Joint Committee on Statutory Instruments Twenty-Seventh Report


Memorandum by the Department of the Environment, Transport and the Regions


1.  The Committee has requested a memorandum on the following point:

    In relation to regulation 8(2)(b), explain why the charge for taking walking possession of the goods distrained upon on the debtor's premises has been increased from 10 pence per day to a single charge of £10.

2.  In the Department's original consultation, it was proposed that fees for walking possession agreements where bailiffs are used in the collection of unpaid council tax should be abolished altogether. This would have been welcomed by a number of authorities, because a disproportionate amount of the payments made to the bailiff by the debtor can be swallowed up by the daily 10 pence possession fee, with little money reaching the authority. On the other hand, it appeared that the abolition of daily walking possession fees might have the effect of discouraging bailiffs from agreeing to long term payment arrangements at all.

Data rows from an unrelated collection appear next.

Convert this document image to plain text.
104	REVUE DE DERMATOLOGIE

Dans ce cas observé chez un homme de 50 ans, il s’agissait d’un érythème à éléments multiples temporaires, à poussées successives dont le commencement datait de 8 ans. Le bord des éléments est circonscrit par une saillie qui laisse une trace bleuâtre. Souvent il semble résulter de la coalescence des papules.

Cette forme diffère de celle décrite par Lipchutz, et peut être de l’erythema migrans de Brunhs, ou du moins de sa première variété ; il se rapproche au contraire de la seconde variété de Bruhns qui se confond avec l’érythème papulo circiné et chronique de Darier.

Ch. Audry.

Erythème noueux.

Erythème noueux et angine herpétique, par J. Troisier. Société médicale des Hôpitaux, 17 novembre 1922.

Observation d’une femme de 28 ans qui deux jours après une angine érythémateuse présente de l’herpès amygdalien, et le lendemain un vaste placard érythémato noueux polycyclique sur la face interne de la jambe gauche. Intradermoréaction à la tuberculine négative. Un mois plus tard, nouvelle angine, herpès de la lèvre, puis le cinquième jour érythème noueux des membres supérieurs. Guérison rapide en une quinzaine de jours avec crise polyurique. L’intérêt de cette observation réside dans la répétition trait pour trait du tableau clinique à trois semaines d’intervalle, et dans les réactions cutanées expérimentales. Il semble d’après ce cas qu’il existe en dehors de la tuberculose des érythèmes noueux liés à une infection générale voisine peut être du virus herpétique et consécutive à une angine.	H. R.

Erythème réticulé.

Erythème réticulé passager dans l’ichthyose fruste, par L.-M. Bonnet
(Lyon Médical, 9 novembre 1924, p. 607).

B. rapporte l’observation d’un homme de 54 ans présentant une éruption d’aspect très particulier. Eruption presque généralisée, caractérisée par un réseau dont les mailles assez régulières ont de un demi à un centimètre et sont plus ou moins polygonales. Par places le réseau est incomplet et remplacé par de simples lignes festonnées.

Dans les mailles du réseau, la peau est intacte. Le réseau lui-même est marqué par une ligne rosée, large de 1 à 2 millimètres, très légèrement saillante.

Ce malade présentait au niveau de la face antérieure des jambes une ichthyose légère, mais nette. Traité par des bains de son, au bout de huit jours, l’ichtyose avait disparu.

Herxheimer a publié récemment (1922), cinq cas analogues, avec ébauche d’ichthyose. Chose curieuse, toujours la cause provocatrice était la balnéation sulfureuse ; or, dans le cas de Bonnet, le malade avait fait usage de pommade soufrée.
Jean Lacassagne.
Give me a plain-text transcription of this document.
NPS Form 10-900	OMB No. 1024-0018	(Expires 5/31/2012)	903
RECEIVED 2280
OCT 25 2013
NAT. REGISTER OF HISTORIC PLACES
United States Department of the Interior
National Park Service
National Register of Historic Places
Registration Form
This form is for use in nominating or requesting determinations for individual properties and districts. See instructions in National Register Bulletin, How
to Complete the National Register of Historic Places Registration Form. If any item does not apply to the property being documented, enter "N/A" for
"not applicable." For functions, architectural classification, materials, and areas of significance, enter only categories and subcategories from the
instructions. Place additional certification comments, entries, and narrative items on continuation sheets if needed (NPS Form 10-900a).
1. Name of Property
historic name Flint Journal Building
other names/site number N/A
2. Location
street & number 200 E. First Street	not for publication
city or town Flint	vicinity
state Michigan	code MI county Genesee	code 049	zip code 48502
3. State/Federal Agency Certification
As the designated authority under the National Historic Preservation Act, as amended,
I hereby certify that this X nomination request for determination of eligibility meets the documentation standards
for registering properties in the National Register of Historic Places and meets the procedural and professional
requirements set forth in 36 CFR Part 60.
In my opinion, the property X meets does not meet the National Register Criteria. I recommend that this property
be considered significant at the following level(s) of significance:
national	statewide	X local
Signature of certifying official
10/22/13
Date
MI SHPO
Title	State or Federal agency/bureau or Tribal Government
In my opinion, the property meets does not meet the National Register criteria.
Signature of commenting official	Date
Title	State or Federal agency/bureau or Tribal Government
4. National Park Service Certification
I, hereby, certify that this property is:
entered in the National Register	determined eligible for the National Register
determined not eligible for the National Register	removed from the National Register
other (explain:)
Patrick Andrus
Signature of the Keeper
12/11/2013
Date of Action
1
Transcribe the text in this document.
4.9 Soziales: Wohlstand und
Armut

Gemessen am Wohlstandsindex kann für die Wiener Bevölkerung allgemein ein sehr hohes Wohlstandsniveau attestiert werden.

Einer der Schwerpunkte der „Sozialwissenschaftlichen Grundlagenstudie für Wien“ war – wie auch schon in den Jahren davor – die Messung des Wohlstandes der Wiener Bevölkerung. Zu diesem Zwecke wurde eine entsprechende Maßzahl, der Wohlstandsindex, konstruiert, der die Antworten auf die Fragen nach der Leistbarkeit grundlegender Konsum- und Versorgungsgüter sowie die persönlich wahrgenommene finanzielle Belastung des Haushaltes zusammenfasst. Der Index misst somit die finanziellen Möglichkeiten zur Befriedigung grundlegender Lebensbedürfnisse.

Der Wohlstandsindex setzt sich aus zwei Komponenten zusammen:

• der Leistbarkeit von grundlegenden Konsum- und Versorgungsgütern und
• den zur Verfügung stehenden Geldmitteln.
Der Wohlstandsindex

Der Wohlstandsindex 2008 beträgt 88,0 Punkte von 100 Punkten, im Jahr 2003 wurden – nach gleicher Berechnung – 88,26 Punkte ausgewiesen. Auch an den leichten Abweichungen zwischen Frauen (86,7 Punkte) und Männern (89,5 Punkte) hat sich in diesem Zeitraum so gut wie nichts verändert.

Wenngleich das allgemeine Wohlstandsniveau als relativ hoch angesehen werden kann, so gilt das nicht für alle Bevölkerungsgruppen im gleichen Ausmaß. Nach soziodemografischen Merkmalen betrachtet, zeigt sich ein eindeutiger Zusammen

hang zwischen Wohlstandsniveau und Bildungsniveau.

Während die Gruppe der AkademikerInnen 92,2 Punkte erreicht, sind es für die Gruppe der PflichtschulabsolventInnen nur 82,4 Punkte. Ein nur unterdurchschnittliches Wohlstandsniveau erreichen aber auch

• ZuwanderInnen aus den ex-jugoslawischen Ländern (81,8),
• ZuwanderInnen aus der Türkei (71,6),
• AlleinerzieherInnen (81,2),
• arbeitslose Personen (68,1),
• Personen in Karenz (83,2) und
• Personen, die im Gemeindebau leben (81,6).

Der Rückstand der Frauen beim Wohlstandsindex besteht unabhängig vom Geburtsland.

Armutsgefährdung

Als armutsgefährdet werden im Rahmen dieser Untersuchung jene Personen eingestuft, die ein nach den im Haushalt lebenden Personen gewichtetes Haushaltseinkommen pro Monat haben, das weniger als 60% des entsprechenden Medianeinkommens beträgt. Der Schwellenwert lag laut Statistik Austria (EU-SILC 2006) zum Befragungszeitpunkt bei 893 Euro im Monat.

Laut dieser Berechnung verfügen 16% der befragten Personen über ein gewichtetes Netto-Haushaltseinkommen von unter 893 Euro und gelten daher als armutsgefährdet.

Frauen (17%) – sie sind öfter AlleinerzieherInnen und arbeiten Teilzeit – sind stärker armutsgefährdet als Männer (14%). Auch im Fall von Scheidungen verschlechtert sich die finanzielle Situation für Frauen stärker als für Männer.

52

3.  However, much concern was also expressed that the abolition of walking possession fees could lead to an increase in the incidence of goods being removed from the debtor's premises immediately following the levy of distress. It was decided that in order to avoid unnecessary removal of possessions, fees for walking possession agreements should be retained. However, there was some indication that the existence of the daily rate was leading to the duration of walking possession arrangements being needlessly prolonged.

4.  The normal reasonable duration of a walking possession agreement tends to be approximately three months. A debtor might therefore normally expect to pay approximately £9 in respect of a walking possession agreement where the fee was fixed on a daily basis. £10 therefore represents an increase not in excess of the increases on the average levels of charge being introduced in respect of the cost of distress for council tax.